Artificial intelligence, growing more potent and easier to use, threatens to compound the already considerable challenges companies face as they deal with cyberattacks, researchers warn.
While rare, they say early signs of such advanced forms of attacks have already been detected.Earlier this year, cybersecurity firm Darktrace Inc. spotted a never-before-seen attack at a client company in India that used rudimentary machine learning to observe and learn patterns of normal user behavior inside a network, Chief Executive Nicole Eagan said. The software then began to mimic that normal behavior, effectively blending into the background and becoming harder for security tools to spot. Darktrace declined to discuss the case in greater detail.

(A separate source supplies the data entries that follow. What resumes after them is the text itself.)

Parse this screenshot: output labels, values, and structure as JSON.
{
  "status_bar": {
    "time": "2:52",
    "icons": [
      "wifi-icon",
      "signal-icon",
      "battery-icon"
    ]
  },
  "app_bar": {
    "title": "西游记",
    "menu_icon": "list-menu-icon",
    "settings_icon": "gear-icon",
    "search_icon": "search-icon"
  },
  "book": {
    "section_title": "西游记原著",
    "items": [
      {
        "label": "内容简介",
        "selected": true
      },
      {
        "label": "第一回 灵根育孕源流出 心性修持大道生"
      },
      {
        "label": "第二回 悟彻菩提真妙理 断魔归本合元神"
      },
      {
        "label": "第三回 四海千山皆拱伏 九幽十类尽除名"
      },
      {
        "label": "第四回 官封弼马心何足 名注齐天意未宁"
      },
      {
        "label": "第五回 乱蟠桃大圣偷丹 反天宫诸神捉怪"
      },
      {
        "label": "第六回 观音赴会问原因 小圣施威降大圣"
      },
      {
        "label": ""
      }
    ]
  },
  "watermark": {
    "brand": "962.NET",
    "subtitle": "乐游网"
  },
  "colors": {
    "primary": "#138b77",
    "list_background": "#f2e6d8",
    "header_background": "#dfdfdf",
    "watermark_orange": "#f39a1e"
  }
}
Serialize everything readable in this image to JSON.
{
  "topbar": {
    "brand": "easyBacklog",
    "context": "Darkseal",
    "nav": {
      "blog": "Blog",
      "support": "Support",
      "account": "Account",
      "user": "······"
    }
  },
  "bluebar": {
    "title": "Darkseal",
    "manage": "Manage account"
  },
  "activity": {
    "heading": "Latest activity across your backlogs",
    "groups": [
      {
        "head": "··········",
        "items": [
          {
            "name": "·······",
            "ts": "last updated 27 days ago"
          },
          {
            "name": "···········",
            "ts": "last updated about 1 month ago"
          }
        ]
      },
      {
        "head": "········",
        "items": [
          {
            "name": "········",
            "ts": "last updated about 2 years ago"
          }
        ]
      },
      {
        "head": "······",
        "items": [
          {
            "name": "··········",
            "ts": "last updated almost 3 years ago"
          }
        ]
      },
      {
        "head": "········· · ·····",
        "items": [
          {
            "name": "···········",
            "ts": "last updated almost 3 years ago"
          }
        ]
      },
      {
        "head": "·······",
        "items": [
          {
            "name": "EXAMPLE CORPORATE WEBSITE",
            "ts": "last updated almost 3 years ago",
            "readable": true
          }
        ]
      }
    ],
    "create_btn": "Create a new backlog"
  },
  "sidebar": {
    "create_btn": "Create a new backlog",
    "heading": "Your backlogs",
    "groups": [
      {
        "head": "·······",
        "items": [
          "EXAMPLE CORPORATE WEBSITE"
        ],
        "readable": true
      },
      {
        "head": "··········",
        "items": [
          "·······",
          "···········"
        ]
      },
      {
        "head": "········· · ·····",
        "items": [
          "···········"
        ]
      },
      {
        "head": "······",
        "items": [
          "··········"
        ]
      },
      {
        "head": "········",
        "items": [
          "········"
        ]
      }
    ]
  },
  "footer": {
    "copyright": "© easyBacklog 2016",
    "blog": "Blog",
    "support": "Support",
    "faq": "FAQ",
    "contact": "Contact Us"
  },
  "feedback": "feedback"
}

It wasn’t exactly clear what the goal of the attack was, but Ms. Eagan said the use of AI and machine learning in cyber breaches opens up a range of dangerous scenarios, from the ability of intruders to more easily scan networks for unpatched ports to the automated composition of emails that match the tone and writing style of someone that the intended target knows.
“We do imagine that there will be a time when attackers use machine learning and artificial intelligence as part of the attack. We have seen early signs of that,” she said.
Early manifestations of machine learning in cyberattacks already can be found.
For years, a service called Death by Captcha has used machine learning models to quickly defeat the familiar CAPTCHA system, in which people verify their identity by entering a string of squiggly letters. Using a process called optical character recognition,the software identifies and learns from millions of different images of those blurry figures until it’s trained to recognize them and solve the CAPTCHA.
‘‘You can scale a lot of the crime economy by utilizing a form of basic machine learning” ’
Another tool, Sentry MBA, enables hackers to automatically test stolen usernames and passwords across a large number of sites. It uses machine learning to do optical character recognition, similar to DeathByCAPTCHA. It can then masquerade as Safari, Firefox or another web browser to make a set of login requests look like they are coming from many different users instead of from a single attacker’s computer, said Shuman Ghosemajumder, chief technology officer at Shape Security. The practice could give criminals control of millions of accounts each day.
Data scientists at ZeroFOX Inc. in 2016 built a neural network that parsed Twitter data to write phishing posts that targeted specific users. Phishing is a common attack method in which hackers use fake emails or other tools to trick employees into giving them access to a target system or victim. The research project established that algorithms could analyze a person’s social media feeds to craft highly-targeted social engineering attacks.
“Attackers try to match the phishing attack to users by extracting data on them. You can scale a lot of the crime economy by utilizing a form of basic machine learning,” said Tomer Weingarten, founder and CEO of SentinelOne, a company that deploys machine learning and artificial intelligence to defend against attacks at the endpoints of a network. “It happens with every phishing campaign you see. I would call it statistical analysis, a form of machine learning.”
The growing sophistication of fast-moving, modern cyberattacks is forcing companies to employ similar technologies to defend themselves. By turning to artificial intelligence companies also can help plug the gaps left by a shortage of cybersecurity talent and the growing scale of attacks.
Mastercard Inc. is experimenting with software to automate the response to phishing attacks. Every incoming email is sent through a platform that uses machine learning to analyze each email and produce a risk score. High-risk emails are quarantined and reviewed by a security analyst before delivery who determines the appropriate action.
On a good day, human security analysts are alerted to a potential phishing attack and fix the problem in an hour, says Ron Green, Mastercard’s chief security officer. The new software, built as part of a security automation initiative led by the U.S. National Security Agency and Johns Hopkins University, can identify and fix the problem within minutes.
Security experts are quick to point out that technologies such as machine learning can be put to legal and illegal use, and that it’s only a matter of time before the most advanced forms of AI are used by attackers.
“It’s inevitable that we see the other side start to use the same set of tools,” said Joe Levy, CTO of cybersecurity firm Sophos.